A "micro-credit loans to farmers" pilot program in Wuyuan County in eastern Jiangxi Province has been ISO 9001:2000 certified.
It demonstrates that China's micro loans efforts in rural areas have grown from a mere financial business to a functioning service with its own characteristics.
Qi Xixiao, a Wuyuan farmer, got into trouble this Spring Festival after most of his 17 hectares of contracted saplings froze or were starved to death by the heaviest snow in decades.
Luckily, he received a 20,000 yuan (2,797 U.S. dollars) loan without a mortgage from the Wuyuan County Rural Credit Union, the major area lender to farmers.
"With the loan, I can buy seedlings before the springtime. It gives me hope."
In total, 33,481 rural Jiangxi households have received micro loans worth 569 million yuan to date to restore their crops and production after the snow disaster.
China's collective land-ownership system is a major constraint on farm borrowing and investment. Farmland cannot be bought or sold. The lack of land ownership leaves farmers with little collateral to secure long-term loans. The absence of land markets prevents most from consolidating land into larger operations that can achieve economies of scale.
To solve this problem, the central government began to experiment with micro-loan programs in several counties, including Wuyuan, in 2000 to boost farm borrowing and investment.
In the experiment, committees composed of selected village residents rated the credit worthiness of all village households based on their income, past borrowing, loan repayments, as well as reputation with neighbors.
Each household was assigned to one of four or five risk classes and issued a certificate that could be redeemed at local rural credit cooperatives for the loan amount set for their class.
The micro loans operate by lending small amounts to individuals without collateral, normally 10,000 yuan to 30,000 yuan.

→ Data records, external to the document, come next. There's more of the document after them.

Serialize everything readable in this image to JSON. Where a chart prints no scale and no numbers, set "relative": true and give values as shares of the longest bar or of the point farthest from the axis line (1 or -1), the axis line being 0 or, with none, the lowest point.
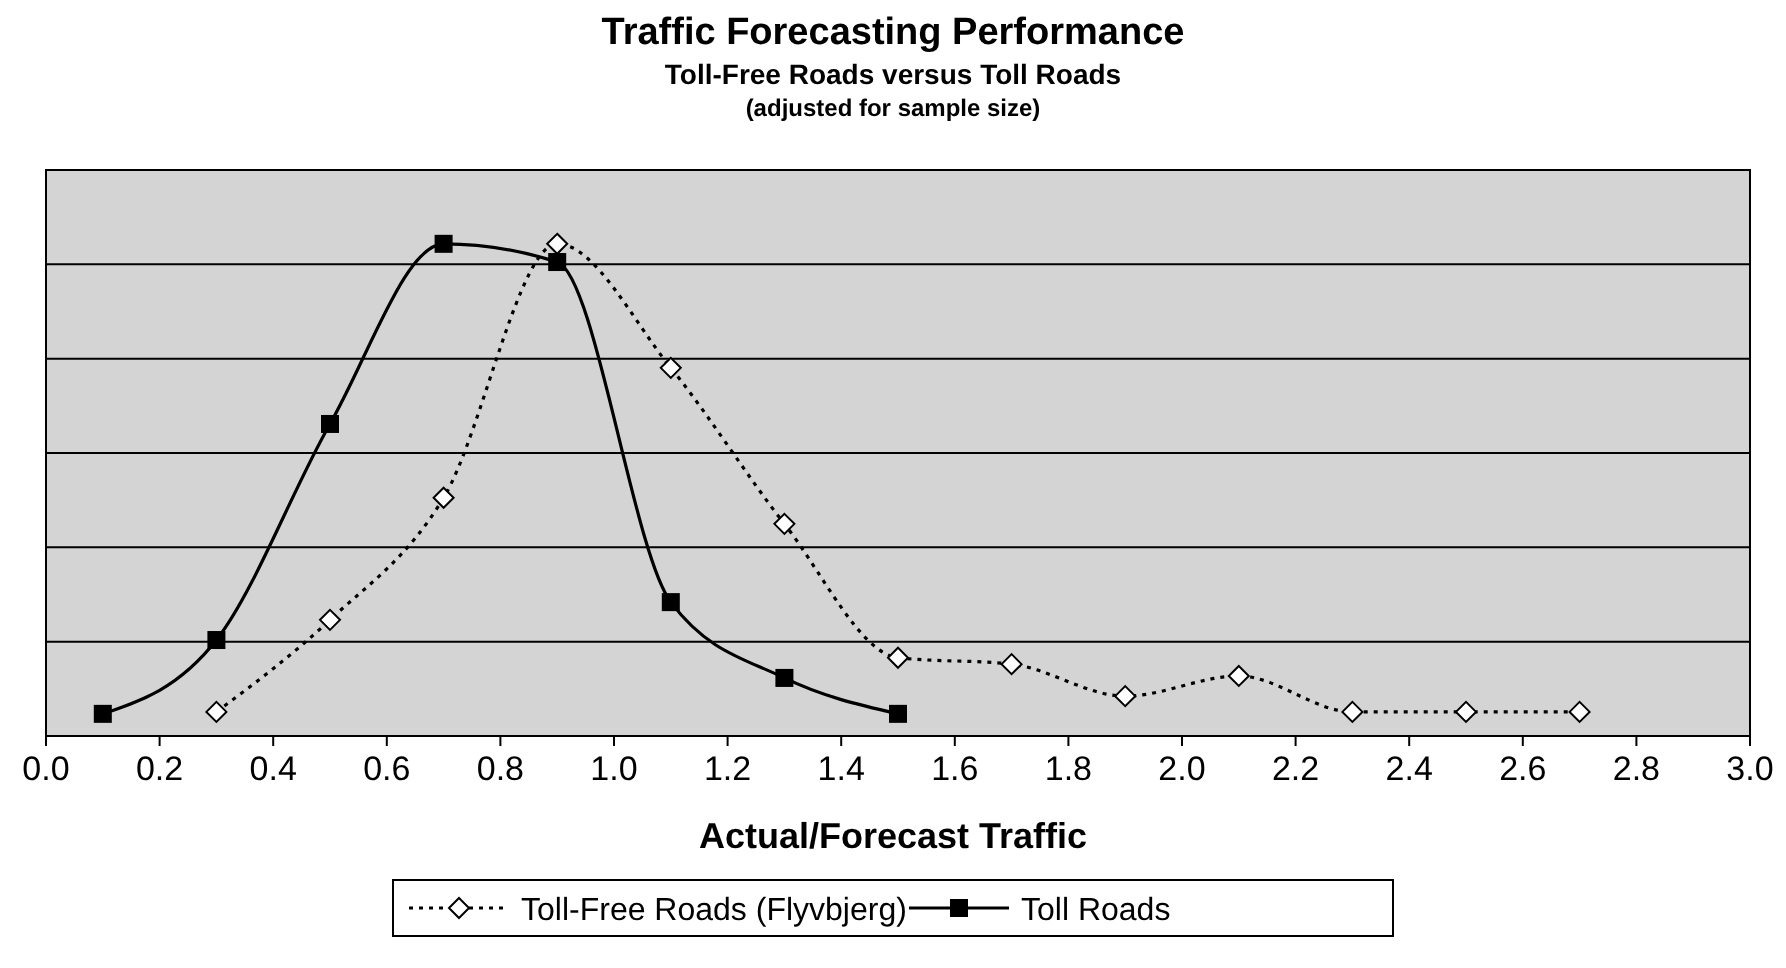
{
  "chart_data": {
    "type": "line",
    "title": "Traffic Forecasting Performance",
    "subtitle": "Toll-Free Roads versus Toll Roads",
    "annotations": [
      "(adjusted for sample size)"
    ],
    "xlabel": "Actual/Forecast Traffic",
    "relative": true,
    "grid": "y",
    "legend": "bottom",
    "xlim": [
      0,
      3
    ],
    "xticks": [
      {
        "value": 0,
        "label": "0.0"
      },
      0.2,
      0.4,
      0.6,
      0.8,
      {
        "value": 1,
        "label": "1.0"
      },
      1.2,
      1.4,
      1.6,
      1.8,
      {
        "value": 2,
        "label": "2.0"
      },
      2.2,
      2.4,
      2.6,
      2.8,
      {
        "value": 3,
        "label": "3.0"
      }
    ],
    "series": [
      {
        "name": "Toll-Free Roads (Flyvbjerg)",
        "color": "#000000",
        "marker": "diamond",
        "line_style": "dotted",
        "x": [
          0.3,
          0.5,
          0.7,
          0.9,
          1.1,
          1.3,
          1.5,
          1.7,
          1.9,
          2.1,
          2.3,
          2.5,
          2.7
        ],
        "values": [
          0.049,
          0.236,
          0.484,
          1,
          0.748,
          0.431,
          0.159,
          0.146,
          0.081,
          0.122,
          0.049,
          0.049,
          0.049
        ]
      },
      {
        "name": "Toll Roads",
        "color": "#000000",
        "marker": "square",
        "line_style": "solid",
        "x": [
          0.1,
          0.3,
          0.5,
          0.7,
          0.9,
          1.1,
          1.3,
          1.5
        ],
        "values": [
          0.045,
          0.195,
          0.634,
          1,
          0.963,
          0.272,
          0.118,
          0.045
        ]
      }
    ]
  }
}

The highest amount could be up to 100,000 yuan.
In the first year of its implementation, Wuyuan County Rural Credit Union lent 150 million yuan to 23,519 rural households, nearly half of the total rural households. More than 95 percent of the debtors returned the principal and interest in time.
In 2001, the "Wuyuan mode" was popularized across the country. The micro-loan program was implemented by more than 90 percent of rural credit cooperatives, major sources of capital for agriculture in China, by the end of that year.
After seven years of development, the country's micro-loan mode has become more mature and better regulated. "The micro loans ended the history of difficult lending and borrowing and bad credit environment in rural areas", said Xiao Siru, China Banking Association deputy chief and also the Jiangxi Provincial Rural Credit Union president.
"Micro loans are a remarkable innovation in China's rural credit regulation systems. It consulted the Bangladeshi micro-credit concept that lent small amounts to poor individuals without collateral, but eliminated the high-interest rates, short period of lending and the orientation to lend money to women."
Different from the 20 percent annual rate of Grameen Bank, a Bangladeshi micro credit concept that has been replicated in more than 100 nations, the annual rate of China's micro loans is less than 10 percent.
"The Wuyuan mode is never less meaningful than the Grameen Bank. It has tackled the capital bottleneck of the largest population of farmers in the world," said Fan Fangzhi, a Jiangxi Agriculture University economics professor.
China's micro loans have won farmers' hearts since its entry into the market. The balance of micro loans had reached 204 billion yuan. Chinese banks have provided micro loans worth more than 900 billion yuan to date and benefited more than 77 million households, about 25 percent of all rural households.
"ISO9001:2000 is an internationally-recognized certification. This shows China's regulation in micro loans has reached international standard,"said quality control expert Zhang Li when speaking on the Wuyuan County Rural Credit Union's ISO certification on Feb. 18.